Why you should compare your credit card on a regular basis

By Jason Moore

You may know that credit cards were first dreamt up in a sci-fi novel back in the late 19th century. The novel was called 'Looking Backwards', the author was Edward Bellamy, and the term credit card was used 11 times. Perhaps because of this, the credit card industry has always been fairly inventive. This inventiveness can be seen more clearly now than at any time in recent years. With the credit crunch has come economic change and with change comes more change. It may be worth having a look again at the market to compare your credit card against what is available now - there may be some great offers that you are missing out on.

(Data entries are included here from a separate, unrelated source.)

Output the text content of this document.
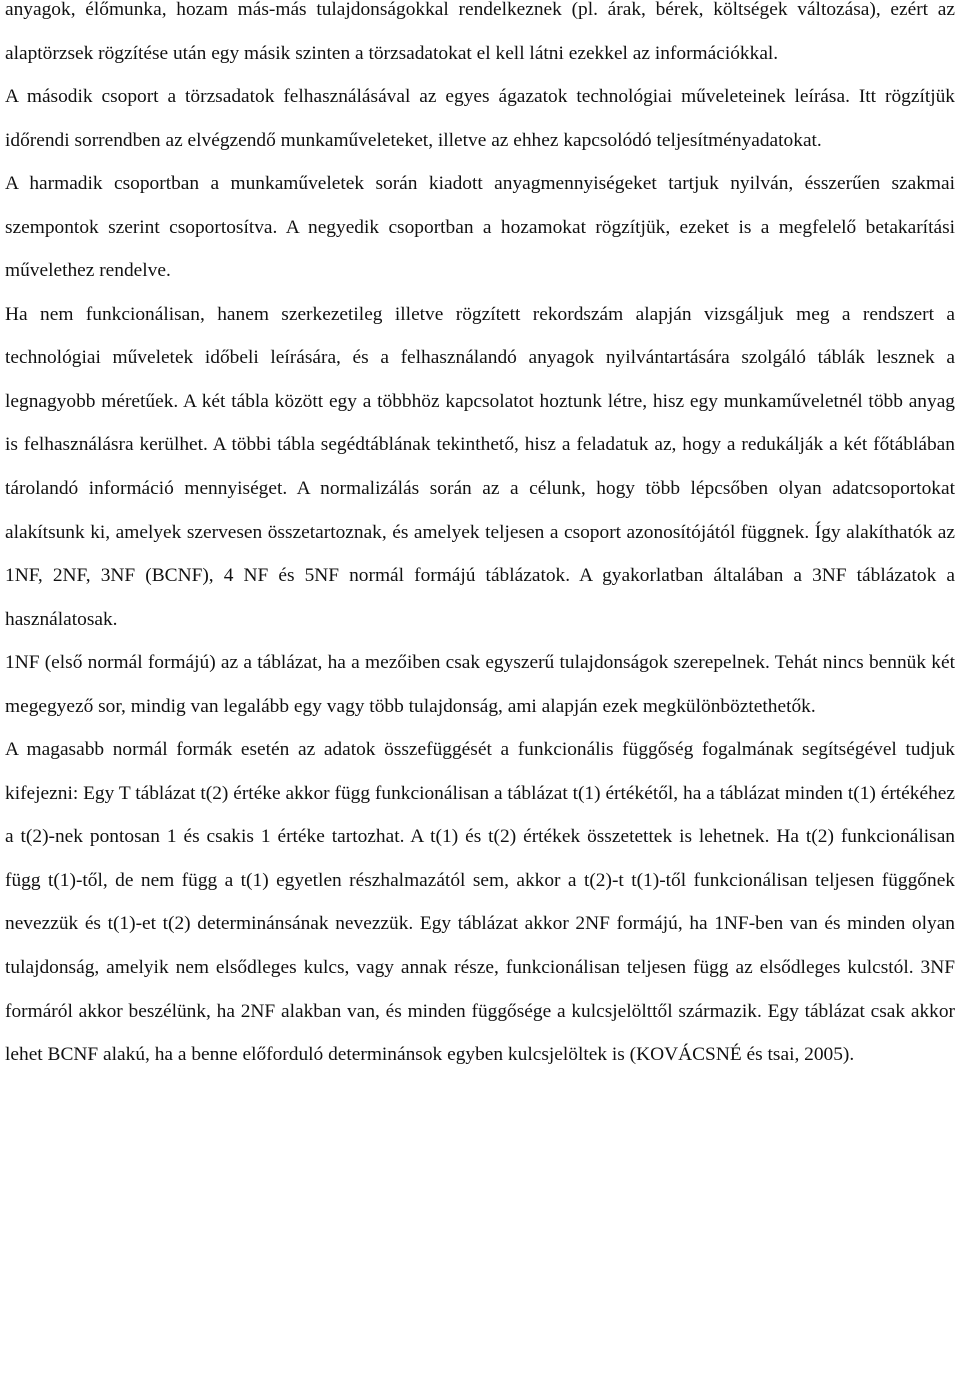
anyagok, élőmunka, hozam más-más tulajdonságokkal rendelkeznek (pl. árak, bérek, költségek változása), ezért az alaptörzsek rögzítése után egy másik szinten a törzsadatokat el kell látni ezekkel az információkkal.

A második csoport a törzsadatok felhasználásával az egyes ágazatok technológiai műveleteinek leírása. Itt rögzítjük időrendi sorrendben az elvégzendő munkaműveleteket, illetve az ehhez kapcsolódó teljesítményadatokat.

A harmadik csoportban a munkaműveletek során kiadott anyagmennyiségeket tartjuk nyilván, ésszerűen szakmai szempontok szerint csoportosítva. A negyedik csoportban a hozamokat rögzítjük, ezeket is a megfelelő betakarítási művelethez rendelve.

Ha nem funkcionálisan, hanem szerkezetileg illetve rögzített rekordszám alapján vizsgáljuk meg a rendszert a technológiai műveletek időbeli leírására, és a felhasználandó anyagok nyilvántartására szolgáló táblák lesznek a legnagyobb méretűek. A két tábla között egy a többhöz kapcsolatot hoztunk létre, hisz egy munkaműveletnél több anyag is felhasználásra kerülhet. A többi tábla segédtáblának tekinthető, hisz a feladatuk az, hogy a redukálják a két főtáblában tárolandó információ mennyiséget. A normalizálás során az a célunk, hogy több lépcsőben olyan adatcsoportokat alakítsunk ki, amelyek szervesen összetartoznak, és amelyek teljesen a csoport azonosítójától függnek. Így alakíthatók az 1NF, 2NF, 3NF (BCNF), 4 NF és 5NF normál formájú táblázatok. A gyakorlatban általában a 3NF táblázatok a használatosak.

1NF (első normál formájú) az a táblázat, ha a mezőiben csak egyszerű tulajdonságok szerepelnek. Tehát nincs bennük két megegyező sor, mindig van legalább egy vagy több tulajdonság, ami alapján ezek megkülönböztethetők.

A magasabb normál formák esetén az adatok összefüggését a funkcionális függőség fogalmának segítségével tudjuk kifejezni: Egy T táblázat t(2) értéke akkor függ funkcionálisan a táblázat t(1) értékétől, ha a táblázat minden t(1) értékéhez a t(2)-nek pontosan 1 és csakis 1 értéke tartozhat. A t(1) és t(2) értékek összetettek is lehetnek. Ha t(2) funkcionálisan függ t(1)-től, de nem függ a t(1) egyetlen részhalmazától sem, akkor a t(2)-t t(1)-től funkcionálisan teljesen függőnek nevezzük és t(1)-et t(2) determinánsának nevezzük. Egy táblázat akkor 2NF formájú, ha 1NF-ben van és minden olyan tulajdonság, amelyik nem elsődleges kulcs, vagy annak része, funkcionálisan teljesen függ az elsődleges kulcstól. 3NF formáról akkor beszélünk, ha 2NF alakban van, és minden függősége a kulcsjelölttől származik. Egy táblázat csak akkor lehet BCNF alakú, ha a benne előforduló determinánsok egyben kulcsjelöltek is (KOVÁCSNÉ és tsai, 2005).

There is a well known Chinese curse that runs 'may you live in interesting times' and economically the current times, right here, right now, are very, very interesting. Drastic measures will be taken, but from this there could be some truly spectacular deals coming to the surface. It could be time to compare your credit card with others on the market because you may be in for a pleasant surprise. There are some great new deals appearing that have evolved purely because of, and in response to, the economic instability. It can be good to apply evolutionary theory to the market and ask, has or will a new type of card evolve?

As an example there is currently a card being offering with a variable interest rate. The rate is dependant upon how much you pay off each month; low repayment equals higher rates. This is great because in a market where so many credit providers are withdrawing, and cutting losses, this company is actually encouraging pay back. Great for consumers and great for the card company because everyone wants their card. The economic climate seems to have caused the development of a card that works in harmony with the times, not encouraging more debt in a tough period. Obviously the companies aren't as altruistic as all that but it works. Whereas other companies could be crashing and burning due to their customers having too much debt and being unable to meet repayment, this company is helping customers and making money themselves.

Another type of card that has appeared is the sliding interest rate card. Once again this is working due to the same stresses, strains and undercurrents as the fee balance transfer cards. You may well want to compare your credit card with this because it is actually quite good. This card works by charging you a lower interest if you make larger repayments each month. Once more it is effectively helping you to pay off you existing balance. Bizarre! But once again this type of card is going to appeal in the present time and therefore, the company hopes, will drum up more business.

Of course there is a flip side to all of this that must be mentioned, albeit briefly. Credit cards are becoming slightly more difficult to get approval for. Credit checks are becoming stricter. Also some companies have slashed their customer's credit limits and put up some of their charges, for example charges for usage abroad and cash machine usage. Basically the companies are scared; they are torn between making a profit by getting more customers and cutting their loses. They want all of the best customers and none of the weaker ones. It is possible that one company may become an ark for all of the strong credited whereas other companies crumble and get washed away.

In 2006 133.2 billion was spent on credit and charge cards; this is a phenomenal amount, so there is no doubt that credit cards are here to stay and a major part of everyday financial reality. Because it is such a huge industry, new cards are introduced each year to compete with each other and to reflect the needs of the current economic climate. As it is so fast moving it is worth comparing your credit card with others on the market because you never know when the perfect credit card may come along.